1 minute read

LGTM is a nice little integration for your GitHub projects that performs code analysis and alerts if any violations are found. And example of what an alert screen looks like on the LGTM site below (using my fluentcpp project as a demonstration).

Example LGTM Alert Screen

You will need to grant the application access to your repositories using their guide Integration with GitHub Apps.

You can then setup badges on your project site that show the status of your code quality.

Code Grade Code Alerts

If more customization is needed, an .lgtml.yml file can be created in the root of the repository per their instructions. You can also download their canonical template too to get started.
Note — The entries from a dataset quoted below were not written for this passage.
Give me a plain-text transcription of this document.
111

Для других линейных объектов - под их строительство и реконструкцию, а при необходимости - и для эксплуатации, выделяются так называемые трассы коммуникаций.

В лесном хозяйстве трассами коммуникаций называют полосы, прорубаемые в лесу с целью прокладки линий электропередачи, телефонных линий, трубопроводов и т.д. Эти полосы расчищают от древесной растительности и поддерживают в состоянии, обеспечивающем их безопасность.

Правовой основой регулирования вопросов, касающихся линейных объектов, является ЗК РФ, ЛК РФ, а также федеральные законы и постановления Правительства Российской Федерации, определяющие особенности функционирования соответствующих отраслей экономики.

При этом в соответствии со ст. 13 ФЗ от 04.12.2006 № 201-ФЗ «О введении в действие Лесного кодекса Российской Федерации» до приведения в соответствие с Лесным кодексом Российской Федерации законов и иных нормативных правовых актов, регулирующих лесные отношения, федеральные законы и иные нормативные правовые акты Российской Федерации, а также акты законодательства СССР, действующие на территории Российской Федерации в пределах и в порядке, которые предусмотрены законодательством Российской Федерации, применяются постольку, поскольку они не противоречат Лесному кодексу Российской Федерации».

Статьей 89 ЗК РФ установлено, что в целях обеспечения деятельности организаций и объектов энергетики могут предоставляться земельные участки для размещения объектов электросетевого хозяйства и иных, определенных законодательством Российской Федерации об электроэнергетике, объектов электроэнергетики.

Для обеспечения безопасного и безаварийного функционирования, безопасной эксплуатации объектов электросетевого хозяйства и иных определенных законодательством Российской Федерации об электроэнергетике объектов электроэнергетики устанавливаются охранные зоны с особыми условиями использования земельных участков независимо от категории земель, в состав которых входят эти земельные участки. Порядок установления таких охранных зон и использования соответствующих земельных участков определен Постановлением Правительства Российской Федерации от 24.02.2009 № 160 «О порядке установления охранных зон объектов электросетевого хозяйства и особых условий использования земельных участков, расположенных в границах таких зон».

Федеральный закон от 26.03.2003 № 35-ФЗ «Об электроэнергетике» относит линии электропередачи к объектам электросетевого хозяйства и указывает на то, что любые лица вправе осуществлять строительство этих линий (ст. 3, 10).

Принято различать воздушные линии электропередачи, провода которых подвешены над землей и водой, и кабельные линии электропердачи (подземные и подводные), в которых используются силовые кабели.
Here’s a search of GitHub to look at other example configuration files. For example in my project I needed a more recent version of CMake. This is what mine looks like so it is in the environment before LGTM performs its analysis.

extraction:
  cpp:
    after_prepare:
      - "mkdir custom_cmake"
      # Need later version of CMake than lgtm has.
      - "wget --quiet -O - https://cmake.org/files/v3.16/cmake-3.16.3-Linux-x86_64.tar.gz | tar --strip-components=1 -xz -C custom_cmake"
      - "export PATH=$(pwd)/custom_cmake/bin:${PATH}"
    index:
      build_command:
        - cd $LGTM_SRC
        - mkdir build; cd build
        - cmake .. -DCMAKE_BUILD_TYPE=RELWITHDEBINFO
        - make

Here’s another taken from GitHub that excludes specified directories from analysis.

path_classifiers:
  plugins:
    - plugins/

extraction:
  javascript:
    # https://lgtm.com/help/lgtm/javascript-extraction#customizing-index
    # The `index` step extracts information from the files in the codebase.
    index:
      # Specify a list of files and folders to exclude from extraction.
      exclude:
        - bower_components/
        - docs/assets/js/plugins/
        - plugins/

… or from another repository more simply.

extraction:
  javascript:
    index:
      filters:
        - exclude: "dist"

Here’s yet another repository. This one disables CMake and sets the configuration options before build.

extraction:
  cpp:
    prepare:
      packages: # to avoid confusion with libopenafs-dev which also provides a des.h
        - libssl-dev
    after_prepare: # make sure lgtm.com doesn't use CMake (which generates and runs tests)
      - rm -f CMakeLists.txt
      - ./buildconf
    configure: # enable as many optional features as possible
      command: ./configure --enable-ares --with-libssh2 --with-gssapi --with-librtmp --with-libmetalink --with-libmetalink

I think you get the point. Just give the app permission, customize as needed with the .lgtml.yml and setup your cute badges.